The Problem of Democracy

Democracy is good only when people are actively involved and they have enough knowledge about the subject of interest. When those are satisfied, democratic discussion between opposing sides should come down to finding the best solution and not about keeping a stronghold just for the sake of belonging to one side or another.

Original photo source: "democracy" by Camille King 

When this ideal does not exist (which is a frequent case in current democracies), people are subjected to whomever is better with words manipulating public opinion to his or her ends. Although this negative effect won’t be noticeable when both sides are similar, in the case of important decisions, this can have detrimental effects for the well being of the entire population of one country or region.

For example:
Imagine that there is group of people where the majority does not have basic knowledge about math. Among them, there is a person proposing the theory that “1 plus 1 equals 2.” As some people in that community do not agree with this statement, they democratically decided to put the theory to a vote. Around 10% of voters know that 1 + 1 is in fact 2, and everyone else is clueless.
Now, people are mainly divided into two major groups. Each group has its own media campaign saying either that 1+1 = 2 or that 1+1 = 3; other groups even say that sometimes it can be 1 or zero. In this way, only the skill of those who are campaigning will determine the end outcome.
In this case, 70% of people can decide that 1+1=3, regardless of the actual facts (being 2).
Now, everyone else has to comply with the wrong view of the majority.

Many times, a majority is not right, a majority is not intelligent, a majority is just a majority.

Knowledge that an emotional decision can overrule reason is terrifying. Many similar historical circumstances led our human civilisation into unaccountable issues, and we still experience the same thing.

“No one pretends that democracy is perfect or all-wise. Indeed, it has been said that democracy is the worst form of government, except all those other forms that have been tried from time to time.“
- Winston Churchill

So, the question is: if we know that democracy is not good, why am I insisting on it trying so hard as to put it as an integral part of Basic Tax Control?

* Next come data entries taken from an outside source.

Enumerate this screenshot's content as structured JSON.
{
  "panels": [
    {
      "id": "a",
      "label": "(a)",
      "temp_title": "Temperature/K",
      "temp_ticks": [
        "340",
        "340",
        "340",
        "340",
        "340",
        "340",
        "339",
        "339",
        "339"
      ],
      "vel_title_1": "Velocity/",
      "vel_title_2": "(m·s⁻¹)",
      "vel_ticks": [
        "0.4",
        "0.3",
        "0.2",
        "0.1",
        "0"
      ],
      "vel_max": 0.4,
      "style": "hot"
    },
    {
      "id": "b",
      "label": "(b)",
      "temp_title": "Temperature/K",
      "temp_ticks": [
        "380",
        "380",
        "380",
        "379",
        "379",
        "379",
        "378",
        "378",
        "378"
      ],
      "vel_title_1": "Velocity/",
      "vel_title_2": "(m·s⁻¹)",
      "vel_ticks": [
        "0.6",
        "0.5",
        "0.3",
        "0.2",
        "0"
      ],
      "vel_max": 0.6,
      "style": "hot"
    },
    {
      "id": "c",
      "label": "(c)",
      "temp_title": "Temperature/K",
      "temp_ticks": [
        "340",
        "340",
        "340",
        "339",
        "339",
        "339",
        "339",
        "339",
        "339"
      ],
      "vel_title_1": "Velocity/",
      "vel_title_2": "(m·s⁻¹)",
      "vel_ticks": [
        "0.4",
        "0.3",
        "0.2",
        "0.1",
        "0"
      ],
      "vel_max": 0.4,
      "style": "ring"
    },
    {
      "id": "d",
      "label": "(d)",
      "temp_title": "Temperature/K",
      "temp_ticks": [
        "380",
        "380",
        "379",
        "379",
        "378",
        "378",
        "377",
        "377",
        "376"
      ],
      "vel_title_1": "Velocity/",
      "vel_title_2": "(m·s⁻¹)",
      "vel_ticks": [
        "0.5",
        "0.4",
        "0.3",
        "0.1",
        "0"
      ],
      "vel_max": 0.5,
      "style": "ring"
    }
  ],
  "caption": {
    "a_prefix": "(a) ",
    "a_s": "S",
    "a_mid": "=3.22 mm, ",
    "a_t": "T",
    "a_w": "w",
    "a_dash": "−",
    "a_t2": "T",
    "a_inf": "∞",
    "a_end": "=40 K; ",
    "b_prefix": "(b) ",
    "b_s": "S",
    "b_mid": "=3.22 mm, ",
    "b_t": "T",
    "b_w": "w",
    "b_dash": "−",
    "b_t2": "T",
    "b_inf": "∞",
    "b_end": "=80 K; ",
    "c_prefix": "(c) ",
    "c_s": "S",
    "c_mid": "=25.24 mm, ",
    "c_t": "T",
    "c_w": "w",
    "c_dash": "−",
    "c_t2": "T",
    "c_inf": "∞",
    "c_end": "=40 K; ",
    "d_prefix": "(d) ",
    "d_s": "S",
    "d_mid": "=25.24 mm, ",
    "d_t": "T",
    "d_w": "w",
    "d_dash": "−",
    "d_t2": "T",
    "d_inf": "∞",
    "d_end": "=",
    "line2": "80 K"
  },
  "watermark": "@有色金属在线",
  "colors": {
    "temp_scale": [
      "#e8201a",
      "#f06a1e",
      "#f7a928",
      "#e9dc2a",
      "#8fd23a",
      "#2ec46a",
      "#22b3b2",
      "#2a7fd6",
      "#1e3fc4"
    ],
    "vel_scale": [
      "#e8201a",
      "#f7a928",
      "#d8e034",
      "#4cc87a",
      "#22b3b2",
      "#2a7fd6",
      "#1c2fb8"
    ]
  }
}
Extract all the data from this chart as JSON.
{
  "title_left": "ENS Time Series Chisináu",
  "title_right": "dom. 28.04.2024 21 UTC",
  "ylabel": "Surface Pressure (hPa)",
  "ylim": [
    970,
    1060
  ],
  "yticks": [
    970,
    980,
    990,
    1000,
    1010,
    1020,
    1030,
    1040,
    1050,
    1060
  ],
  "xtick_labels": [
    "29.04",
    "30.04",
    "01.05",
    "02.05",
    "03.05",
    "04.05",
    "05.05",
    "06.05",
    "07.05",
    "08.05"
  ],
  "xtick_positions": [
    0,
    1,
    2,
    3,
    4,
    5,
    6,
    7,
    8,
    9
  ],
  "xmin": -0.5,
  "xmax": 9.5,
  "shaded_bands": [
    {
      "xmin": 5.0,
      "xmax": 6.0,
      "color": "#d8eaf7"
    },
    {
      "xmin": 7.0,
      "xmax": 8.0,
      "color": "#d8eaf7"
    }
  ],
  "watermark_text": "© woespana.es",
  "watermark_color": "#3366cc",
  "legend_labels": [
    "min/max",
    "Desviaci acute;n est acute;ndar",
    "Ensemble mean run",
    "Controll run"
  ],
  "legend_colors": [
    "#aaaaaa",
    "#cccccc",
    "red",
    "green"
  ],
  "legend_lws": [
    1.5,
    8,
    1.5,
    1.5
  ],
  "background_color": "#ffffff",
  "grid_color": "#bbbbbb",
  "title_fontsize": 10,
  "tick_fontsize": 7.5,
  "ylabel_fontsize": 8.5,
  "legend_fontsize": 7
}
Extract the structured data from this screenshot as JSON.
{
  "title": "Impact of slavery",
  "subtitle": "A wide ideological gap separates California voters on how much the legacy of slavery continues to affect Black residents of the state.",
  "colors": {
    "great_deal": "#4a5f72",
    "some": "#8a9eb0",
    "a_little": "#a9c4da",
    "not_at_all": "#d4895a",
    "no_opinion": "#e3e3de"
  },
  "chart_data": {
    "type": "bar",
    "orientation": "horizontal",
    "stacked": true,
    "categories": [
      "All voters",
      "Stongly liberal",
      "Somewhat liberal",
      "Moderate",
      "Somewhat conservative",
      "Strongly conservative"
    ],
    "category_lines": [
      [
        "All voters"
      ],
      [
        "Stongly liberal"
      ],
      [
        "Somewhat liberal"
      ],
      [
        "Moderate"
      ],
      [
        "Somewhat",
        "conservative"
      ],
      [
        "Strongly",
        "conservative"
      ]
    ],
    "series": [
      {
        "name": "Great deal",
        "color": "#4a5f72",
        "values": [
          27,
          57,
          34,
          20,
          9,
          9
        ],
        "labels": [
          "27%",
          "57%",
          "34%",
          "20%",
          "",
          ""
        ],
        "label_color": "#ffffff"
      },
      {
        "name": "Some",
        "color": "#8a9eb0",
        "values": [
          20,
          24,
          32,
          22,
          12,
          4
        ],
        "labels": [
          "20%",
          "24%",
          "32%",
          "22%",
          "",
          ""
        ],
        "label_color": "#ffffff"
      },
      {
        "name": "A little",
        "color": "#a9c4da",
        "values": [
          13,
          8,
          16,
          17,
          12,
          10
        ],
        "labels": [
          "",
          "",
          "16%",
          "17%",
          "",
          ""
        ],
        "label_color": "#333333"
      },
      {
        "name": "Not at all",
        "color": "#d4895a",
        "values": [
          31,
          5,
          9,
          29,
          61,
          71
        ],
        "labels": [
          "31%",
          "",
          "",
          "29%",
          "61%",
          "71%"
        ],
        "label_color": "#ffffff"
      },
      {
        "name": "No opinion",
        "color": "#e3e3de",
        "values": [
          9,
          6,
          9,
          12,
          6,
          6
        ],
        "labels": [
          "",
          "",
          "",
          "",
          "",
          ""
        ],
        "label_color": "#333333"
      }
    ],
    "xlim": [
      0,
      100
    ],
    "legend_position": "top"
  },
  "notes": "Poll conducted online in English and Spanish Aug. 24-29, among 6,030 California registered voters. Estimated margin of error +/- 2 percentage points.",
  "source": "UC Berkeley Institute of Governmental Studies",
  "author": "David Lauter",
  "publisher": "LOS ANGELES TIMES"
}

The aim is to gradually give more power to people by engaging them directly. That can be done only by education through activity. By becoming more skilful, smarter, and more involved, voters will understand subtle differences and gain necessary knowledge that will give them the ability to decide with reason, instead of being controlled like puppets through their emotional states (regardless of it being good or bad, without reason, they can equally create issues).